Haberde Rami Halas adlı bir kişinin liderliğindeki silahlı grubun, Gazze şehrinin Şucaiye mahallesinde faaliyet gösterdiği ve mahalle içindeki Hamas mensuplarına karşı operasyonlar düzenlediği, ikinci grubun ise Yaser Hanidek tarafından yönetildiği ve Gazze Şeridi'nin güneyindeki Han Yunus'ta faaliyet gösterdiği belirtildi.

Haberde bu iki grubun İsrail'den silah ve insani yardım desteği aldığı, üyelerinin ise Filistin Yönetimi'nden maaş aldığı iddia edildi.

Söz konusu haber üzerine Yaser Hanidek bir video yayınlayarak, İsrail'in iddialarını yalanladı ve kendisine yöneltilen suçlamaları reddettiğini vurgulayarak halen Han Yunus'ta olduğunu, normal bir şekilde çalıştığını, anarşiyi reddettiğini, direnişin yanında yer aldığını ve direnişin sırtında bir hançer olmayacağını söyledi. Bununla birlikte, iki kardeşinin ölümüne neden olan ailevi anlaşmazlıkların kendisini silahlanmaya ittiğini belirterek, İsrail, El Fetih ya da Filistin Yönetimi'nin herhangi bir kurumuyla hiçbir bağı olmadığını açıkladı.
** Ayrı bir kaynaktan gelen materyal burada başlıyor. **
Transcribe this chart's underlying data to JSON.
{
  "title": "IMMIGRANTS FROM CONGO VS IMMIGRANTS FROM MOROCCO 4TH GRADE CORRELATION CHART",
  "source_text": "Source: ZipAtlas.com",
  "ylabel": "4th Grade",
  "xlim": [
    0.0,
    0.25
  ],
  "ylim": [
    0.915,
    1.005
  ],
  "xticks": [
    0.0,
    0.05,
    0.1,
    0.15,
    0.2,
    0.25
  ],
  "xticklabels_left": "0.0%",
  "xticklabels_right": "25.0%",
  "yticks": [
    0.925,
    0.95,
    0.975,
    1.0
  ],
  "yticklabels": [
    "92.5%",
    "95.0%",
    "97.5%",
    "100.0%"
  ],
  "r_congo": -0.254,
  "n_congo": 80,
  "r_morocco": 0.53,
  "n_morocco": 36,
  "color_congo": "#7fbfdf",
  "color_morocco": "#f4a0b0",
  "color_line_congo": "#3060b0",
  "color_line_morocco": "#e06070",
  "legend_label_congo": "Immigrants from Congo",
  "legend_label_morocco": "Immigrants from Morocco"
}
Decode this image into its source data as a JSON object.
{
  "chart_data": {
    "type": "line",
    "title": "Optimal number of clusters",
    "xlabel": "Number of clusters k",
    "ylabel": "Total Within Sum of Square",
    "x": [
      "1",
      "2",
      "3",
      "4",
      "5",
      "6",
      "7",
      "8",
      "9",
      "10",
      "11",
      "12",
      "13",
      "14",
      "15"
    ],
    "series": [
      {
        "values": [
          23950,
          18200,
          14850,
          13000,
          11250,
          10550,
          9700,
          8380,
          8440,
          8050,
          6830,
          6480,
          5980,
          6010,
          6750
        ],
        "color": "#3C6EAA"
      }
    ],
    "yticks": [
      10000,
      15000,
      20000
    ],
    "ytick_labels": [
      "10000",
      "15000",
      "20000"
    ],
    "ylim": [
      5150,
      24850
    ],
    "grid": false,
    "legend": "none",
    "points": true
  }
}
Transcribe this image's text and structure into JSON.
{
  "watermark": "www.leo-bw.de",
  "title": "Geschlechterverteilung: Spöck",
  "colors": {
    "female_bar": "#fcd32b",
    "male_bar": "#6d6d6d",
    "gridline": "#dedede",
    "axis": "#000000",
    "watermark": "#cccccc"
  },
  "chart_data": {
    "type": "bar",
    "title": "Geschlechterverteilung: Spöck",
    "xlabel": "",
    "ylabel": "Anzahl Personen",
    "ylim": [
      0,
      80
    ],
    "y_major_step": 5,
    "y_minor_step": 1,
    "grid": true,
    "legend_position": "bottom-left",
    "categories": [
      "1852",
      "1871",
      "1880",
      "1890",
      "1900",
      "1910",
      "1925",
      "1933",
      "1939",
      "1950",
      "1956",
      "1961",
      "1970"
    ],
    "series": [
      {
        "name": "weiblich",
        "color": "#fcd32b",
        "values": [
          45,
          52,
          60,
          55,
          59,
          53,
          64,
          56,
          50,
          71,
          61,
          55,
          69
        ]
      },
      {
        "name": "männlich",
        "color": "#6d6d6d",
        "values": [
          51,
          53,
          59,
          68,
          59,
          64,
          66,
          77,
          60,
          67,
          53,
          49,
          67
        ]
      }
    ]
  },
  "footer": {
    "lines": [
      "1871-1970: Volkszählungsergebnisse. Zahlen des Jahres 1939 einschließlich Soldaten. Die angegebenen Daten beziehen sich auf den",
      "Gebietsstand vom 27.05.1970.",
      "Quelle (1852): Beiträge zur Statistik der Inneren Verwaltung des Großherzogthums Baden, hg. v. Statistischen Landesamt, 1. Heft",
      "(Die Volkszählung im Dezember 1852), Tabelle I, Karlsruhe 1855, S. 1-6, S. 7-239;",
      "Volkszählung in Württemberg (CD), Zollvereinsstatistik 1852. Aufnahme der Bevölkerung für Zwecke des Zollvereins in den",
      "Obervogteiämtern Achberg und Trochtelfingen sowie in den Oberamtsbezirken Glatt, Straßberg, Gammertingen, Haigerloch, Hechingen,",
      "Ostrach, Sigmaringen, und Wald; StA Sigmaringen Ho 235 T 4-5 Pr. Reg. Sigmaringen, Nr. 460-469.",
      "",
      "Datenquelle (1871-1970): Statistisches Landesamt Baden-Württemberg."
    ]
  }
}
Öte yandan, tanınmış Halas ailesi vatanseverlik dışı her türlü eylemi reddeden bir açıklama yayınlayarak, Filistinlilerin genel tutumunun dışındaki her türlü davranışı reddettiklerini vurguladı.

Bu ailenin mensuplarınn çoğu El Fetih'e mensup, ancak aralarında Hamas ve İslami Cihad Hareketi üyeleri de var.

Gazze Şeridi’ndeki İçişleri ve Ulusal Güvenlik Bakanlığı Ebu Şebab'a teslim olması için 10 gün süre vermiş, ‘vatana ihanet’, ‘casusluk’, ‘silahlı hücre kurmak’ ve ‘silahlı isyan’ ile suçlamış, teslim olmaması halinde gıyabında yargılamakla tehdit etmişti.

İsrail Başbakanı Binyamin Netanyahu bir aydan uzun bir süre önce İsrail'in Hamas'a muhalif silahlı grupları desteklediğini itiraf etmişti.

Hamas sık sık kamuoyu önünde İsrail'i Gazze Şeridi'ndeki kaosun arkasında olmakla suçluyor ve daha önceki açıklamalarına göre ‘vatandaşların güvenliğine müdahale etmeye cesaret eden herkese karşı demir yumrukla saldıracağını’ vurguluyor.

Hamas, Gazze Şeridi'ndeki büyük kaos ortamında güvenlik durumunun kontrolünü yeniden ele geçirmek için ateşkesten faydalanıyor ki bunu, iki aydan fazla süren bir önceki ateşkes sırasında da yapmıştı. Hareket son zamanlarda silahlı adamlara, tüccarlara, çetelere, hırsızlara ve İsrail'le iş birliği yapanlara karşı daha kapsamlı güvenlik operasyonları düzenlemeye ve bu kişileri infaz etmeye ya da yaralamaya başladı.